Esse sabor em machucar alguém de forma incansável, me fazia querer mais, de forma insaciável, eu deveria ir em busca de mais, e esse novo prazer estava a poucos metros de distância, com passos acelerados suplicando para que eu lhe causasse sofrimento. Sem demora, tomei-me a atender aquela causa, e subi de forma apressada pelas escadas com a velha garrafa quebrada em mãos, pronta para dar um fim em mais um ser inferior.

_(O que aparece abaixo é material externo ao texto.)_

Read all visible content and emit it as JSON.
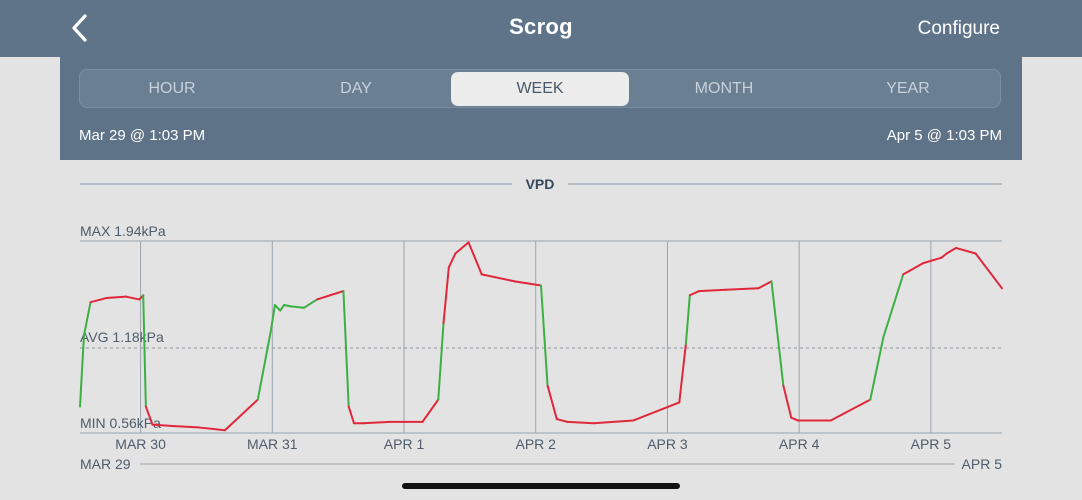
{
  "header": {
    "title": "Scrog",
    "configure_label": "Configure",
    "back_icon": "chevron-left-icon"
  },
  "tabs": [
    {
      "label": "HOUR",
      "active": false
    },
    {
      "label": "DAY",
      "active": false
    },
    {
      "label": "WEEK",
      "active": true
    },
    {
      "label": "MONTH",
      "active": false
    },
    {
      "label": "YEAR",
      "active": false
    }
  ],
  "range": {
    "start": "Mar 29 @ 1:03 PM",
    "end": "Apr 5 @ 1:03 PM"
  },
  "colors": {
    "header_bg": "#607489",
    "in_range": "#3cb044",
    "out_of_range": "#e0283a",
    "background": "#e3e3e3"
  },
  "chart_data": {
    "type": "line",
    "title": "VPD",
    "unit": "kPa",
    "max_label": "MAX 1.94kPa",
    "avg_label": "AVG 1.18kPa",
    "min_label": "MIN 0.56kPa",
    "ylim": [
      0.56,
      1.94
    ],
    "avg": 1.18,
    "x_tick_labels": [
      "MAR 30",
      "MAR 31",
      "APR 1",
      "APR 2",
      "APR 3",
      "APR 4",
      "APR 5"
    ],
    "x_start_label": "MAR 29",
    "x_end_label": "APR 5",
    "x_range_days": [
      0,
      7
    ],
    "ideal_range": [
      1.0,
      1.5
    ],
    "series": [
      {
        "x": [
          0.0,
          0.03,
          0.08,
          0.2,
          0.35,
          0.45,
          0.48,
          0.5,
          0.55,
          0.7,
          0.9,
          1.1,
          1.35,
          1.45,
          1.48,
          1.52,
          1.55,
          1.6,
          1.7,
          1.8,
          1.9,
          2.0,
          2.04,
          2.08,
          2.15,
          2.35,
          2.6,
          2.72,
          2.76,
          2.8,
          2.85,
          2.95,
          3.05,
          3.3,
          3.5,
          3.55,
          3.62,
          3.7,
          3.9,
          4.2,
          4.55,
          4.6,
          4.63,
          4.7,
          4.9,
          5.15,
          5.25,
          5.34,
          5.4,
          5.45,
          5.55,
          5.7,
          6.0,
          6.1,
          6.25,
          6.4,
          6.54,
          6.58,
          6.65,
          6.8,
          7.0
        ],
        "y": [
          0.75,
          1.26,
          1.5,
          1.53,
          1.54,
          1.52,
          1.55,
          0.75,
          0.62,
          0.61,
          0.6,
          0.58,
          0.8,
          1.3,
          1.48,
          1.44,
          1.48,
          1.47,
          1.46,
          1.52,
          1.55,
          1.58,
          0.75,
          0.63,
          0.63,
          0.64,
          0.64,
          0.8,
          1.35,
          1.75,
          1.85,
          1.93,
          1.7,
          1.65,
          1.62,
          0.9,
          0.66,
          0.64,
          0.63,
          0.65,
          0.78,
          1.2,
          1.55,
          1.58,
          1.59,
          1.6,
          1.65,
          0.9,
          0.67,
          0.65,
          0.65,
          0.65,
          0.8,
          1.25,
          1.7,
          1.78,
          1.82,
          1.85,
          1.89,
          1.85,
          1.6
        ]
      }
    ]
  }
}
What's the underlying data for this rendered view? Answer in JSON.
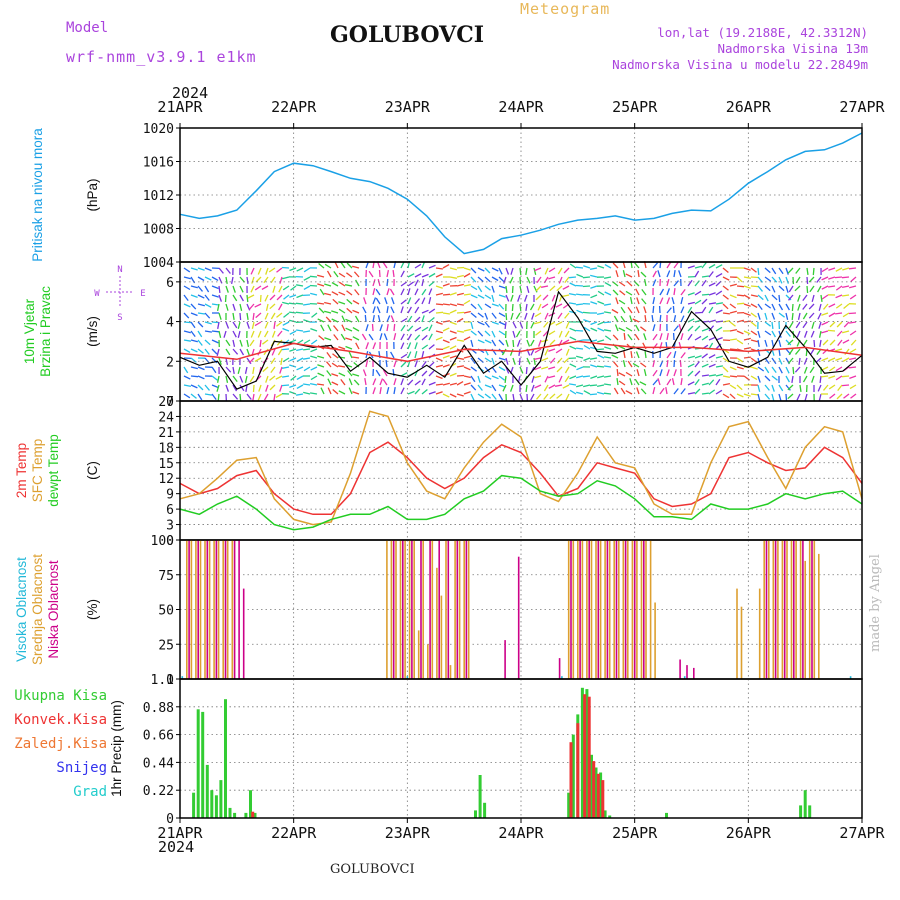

De frente agora para a minha presa, o golpe fatal era dado, e num passe de mágica, mais uma vida era ceifada mediante a minha sede incontrolável de sempre querer apreciar aquele momento ao máximo. – Arf... Arf... Arf... Arf... – Puxava o ar a minha volta buscando me recuperar daquela sequência de puro deleite, enquanto era estampada do mais proveitoso sangue. Percebia então que Euntae se achegava ao andar em que eu estava, e junto dele, os homens restantes que estariam justamente atrás de mim, apareciam vindo dos andares acima. – Puff... hah... aha... – Me levantava lentamente tirando a garrafa fincada no corpo, enquanto olhava para o homem morto ao chão, bem embaixo de mim. – Puf... fha... hahah... ha... – Segurava firmemente o cano em uma mão, e a garrafa em outra. – PUFFHAHAHAHA!!! – Você já teve um momento excepcionalmente feliz? Pois é, aquele era o meu...

De braços abertos enquanto ria da situação, tornava a falar. – Yoshindo anda muito “mole” pra mandar um bando de “gatinhos” amedrontados... – Inclinava minha cabeça para o teto estando de olhos fechados. – Por que vocês estão aí parados? Vamos! Venham de uma vez! Não sou eu quem vocês querem? – Abria meus olhos, fitando cada um deles que estavam ali, mostrando naquele olhar o desejo de fúria que cairia sobre cada um deles. – Por favor, eu preciso de mais! – Sorriria para eles deixando meus caninos anormais a mostra.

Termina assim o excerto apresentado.